Seit 2010 erhebt das ALS Register Schwaben mit der angegliederten Fall-Kontroll-Studie erste epidemiologische Daten in Deutschland zur Inzidenz und Prävalenz der ALS. Das Register hat eine sehr hohe Vollständigkeit der erfassten Fallzahlen aufzuweisen (81%) und wird fortlaufend geführt in enger Kooperation mit 40 Kooperationspartnern in neurologischen und psychiatrischen Kliniken und Praxen sowie den umliegenden Universitätskliniken. Unter Leitung von Prof. Ludolph und Fr. Dr. Rosenbohm werden die epidemiologischen Daten von Fr. Prof. Nagel, Prof. D. Rothenbacher und Mitarbeitern epidemiologisch bewertet und in eine Datenbank aufgenommen. Im Jahr 2014 wurde das Register um die frontotemporale Lobärdegeneration, einer dem neurodegenerativen Spektrum zuzuordnenden Erkrankung mit assoziierten pathologischen und genetischen Überschneidungen zur ALS, erfolgreich erweitert.

Mit genetischen Studien zur familiären ALS wurden in 2015 durch Assoziationstestung sowie Segregationsanalyse von Gesamt-Exom-Sequenzdaten von mehr als 250 ALS-Familien und 800 Kontrollpersonen der Autophagie-Regulator TBK1 als neues ALS-Gen indentifiziert werden.
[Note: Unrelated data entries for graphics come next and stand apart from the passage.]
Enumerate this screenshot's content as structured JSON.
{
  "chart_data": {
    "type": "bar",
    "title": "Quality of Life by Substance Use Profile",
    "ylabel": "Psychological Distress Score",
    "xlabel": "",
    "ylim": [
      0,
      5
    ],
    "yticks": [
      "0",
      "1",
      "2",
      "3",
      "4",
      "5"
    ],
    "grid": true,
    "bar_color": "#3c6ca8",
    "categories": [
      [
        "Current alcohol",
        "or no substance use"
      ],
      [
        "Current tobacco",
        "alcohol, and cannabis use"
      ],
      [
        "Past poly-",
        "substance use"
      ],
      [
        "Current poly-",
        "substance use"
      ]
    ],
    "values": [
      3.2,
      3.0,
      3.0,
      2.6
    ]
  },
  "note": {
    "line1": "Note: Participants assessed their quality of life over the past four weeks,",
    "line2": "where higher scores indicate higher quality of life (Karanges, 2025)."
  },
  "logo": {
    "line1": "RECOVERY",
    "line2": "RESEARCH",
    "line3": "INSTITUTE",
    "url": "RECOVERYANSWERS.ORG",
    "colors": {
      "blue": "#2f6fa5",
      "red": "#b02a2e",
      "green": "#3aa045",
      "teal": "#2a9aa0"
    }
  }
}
Nach weiteren Screening-Ergebnissen gehört TBK1 mittlerweile zu den 4 am häufigsten mutierten bekannten ALS-Genen in Europa.

Weiter Erwähnenswertes:

Wir führen 2-3x jährlich ein spezielles Muskelkolloquium durch, bei dem eigene Fälle präsentiert und diskutiert werden, welches für kooperierende und niedergelassene Kollegen mit Fortbildungscharakter gehalten wird.

Kontaktmöglichkeiten

Dr. A. Rosenbohm (angela.rosenbohm@uni-ulm.de, Telefon 0731 5006 3001)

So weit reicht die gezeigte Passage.